For a given, it's only valid if used with the exception[] cell handler. Its presence is not checked for otherwise; it will be taken as part of the given value.

It does not work for most operations in the FIT Library.

Range Checks

This handler allows one to specify a range, greater than or less than check. It's availible by default for integers and floats, and can be added to any type that supports the <= (less than or equal) operation. The syntax is:

operand .. Greater than
.. operand Less than
operand .. operand within
Fail[operand .. operand] outside of

Substring

The three handlers in this package allow one to check the beginning, end or middle of a string. They are: startswith[], endswith[] and contains[]. It checks the string representation of any type, not just strings.

Save and Restore

This handler allows one to save the result of an output operation and then retrieve it for later use as an input operation.

The syntax is "<< name" to save a value for later use, and "name <<" to retrieve it again. Name is used as the key to allow any number of values to be saved and restored.

This is mostly useful for certain kinds of data base tests where the data base will generate a key that needs to be used later.

Using Handlers

Handlers can be added or removed globally by using the handler fixture. They can be added or removed for single fields, methods or properties by using the metadata ".addCellHandlers" and ".removeCellHandlers" key suffixes. The operand of these keys is a list containing either the class names of handlers to be added or removed, or a reference to the classes to be added.

Writing Handlers

A cell handler is a class that supports the cell handler interface. This interface has several methods and fields, some of which are optional. CellHandlerBase provides a number of useful defaults.

Parsing

The Parse(self, cell) method is called for an input field if the 'canParse' identifier has a value of True. Cell can contain either a parse cell or a string.
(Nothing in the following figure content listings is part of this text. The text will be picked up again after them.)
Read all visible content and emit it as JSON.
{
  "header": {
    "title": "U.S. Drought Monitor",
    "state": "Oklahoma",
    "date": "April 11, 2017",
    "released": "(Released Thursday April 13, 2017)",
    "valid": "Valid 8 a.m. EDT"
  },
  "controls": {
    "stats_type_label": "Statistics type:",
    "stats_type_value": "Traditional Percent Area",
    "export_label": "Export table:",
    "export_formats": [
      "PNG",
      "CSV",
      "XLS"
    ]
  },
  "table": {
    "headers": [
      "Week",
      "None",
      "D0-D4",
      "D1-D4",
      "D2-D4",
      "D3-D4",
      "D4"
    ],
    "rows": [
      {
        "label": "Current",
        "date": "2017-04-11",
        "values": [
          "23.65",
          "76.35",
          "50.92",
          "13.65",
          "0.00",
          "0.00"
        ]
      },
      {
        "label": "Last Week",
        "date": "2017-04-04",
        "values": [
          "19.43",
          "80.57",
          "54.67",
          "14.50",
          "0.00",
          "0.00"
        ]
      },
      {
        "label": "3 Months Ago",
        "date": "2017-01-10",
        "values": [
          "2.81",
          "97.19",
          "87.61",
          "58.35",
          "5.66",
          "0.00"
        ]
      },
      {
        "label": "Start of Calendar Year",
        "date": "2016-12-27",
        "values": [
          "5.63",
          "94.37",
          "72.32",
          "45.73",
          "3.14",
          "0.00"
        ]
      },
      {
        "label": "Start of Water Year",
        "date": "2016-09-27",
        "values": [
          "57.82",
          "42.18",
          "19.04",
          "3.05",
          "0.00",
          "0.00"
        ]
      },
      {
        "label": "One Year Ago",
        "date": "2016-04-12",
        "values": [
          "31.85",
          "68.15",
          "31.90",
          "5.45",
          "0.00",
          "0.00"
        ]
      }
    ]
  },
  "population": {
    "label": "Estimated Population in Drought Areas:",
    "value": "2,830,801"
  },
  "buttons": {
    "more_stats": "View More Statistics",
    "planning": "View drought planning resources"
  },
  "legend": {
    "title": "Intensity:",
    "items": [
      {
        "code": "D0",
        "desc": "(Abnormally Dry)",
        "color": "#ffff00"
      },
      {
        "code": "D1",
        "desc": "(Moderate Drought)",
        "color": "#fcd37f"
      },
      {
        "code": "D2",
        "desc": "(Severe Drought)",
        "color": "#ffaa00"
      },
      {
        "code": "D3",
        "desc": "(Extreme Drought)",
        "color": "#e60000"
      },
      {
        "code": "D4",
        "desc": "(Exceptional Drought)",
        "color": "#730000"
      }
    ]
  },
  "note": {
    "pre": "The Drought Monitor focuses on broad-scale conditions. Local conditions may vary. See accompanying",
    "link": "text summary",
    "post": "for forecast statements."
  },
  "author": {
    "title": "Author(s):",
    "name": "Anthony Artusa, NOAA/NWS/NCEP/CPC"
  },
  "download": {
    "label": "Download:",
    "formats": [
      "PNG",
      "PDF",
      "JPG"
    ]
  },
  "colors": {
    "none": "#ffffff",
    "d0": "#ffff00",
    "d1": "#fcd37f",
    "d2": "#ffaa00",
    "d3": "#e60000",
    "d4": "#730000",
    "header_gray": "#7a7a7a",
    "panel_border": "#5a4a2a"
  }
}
This method returns a tuple containing a status value and a result object. There are three status values: "ok", "next" and "error". "ok" means that the cell handler has completely finished the parse, and the result object is the final result.

"next" means that the scan of the list of cell handlers is to continue. Since cell handlers do not nest (except for the special cases of the Fail and exception cell handlers), the result object is meaningless.

"error" means that there is something drastically wrong, and the cell handler scanner will throw an exception with the result object as the message.

If no handler in the list returns "ok", then the type adapter's parse method will be called with the original cell or string input.

Checking

The check(self, cell, object, callback) method is called to check a result field if the "canCheck" identifier has a value of True. This is the default inherited from CellHandlerBase.

Object is the result returned from the called method, property or field.

The return protocol is the same as for parse, however the only acceptable values for the result object for the "ok" return are True and False.

If no cell handler returns "ok", then the type adapter's equals method will be called, with the original object passed to the accessor's equals routine.

Callback is the fixture that originally called the type adapter. Its only use at present is to allow access to the symbol table mechanism, which is in Fixture. This may be eliminated in the future.

isTypeAdapterApplicable

This method checks whether the cell handler can be used with the given type adapter. The default routine, in the CellHandlerBase class, checks for the existance of either an "includeList" or an "excludeList" and performs the expected processing. However, a cell handler can have this routine do anything it wants.

The return values are True, False and None. True means it is applicable, False means it isn't. None means that it doesn't know, so the type adapter is asked next. If the type adapter also doesn't know, the cell handler will be used.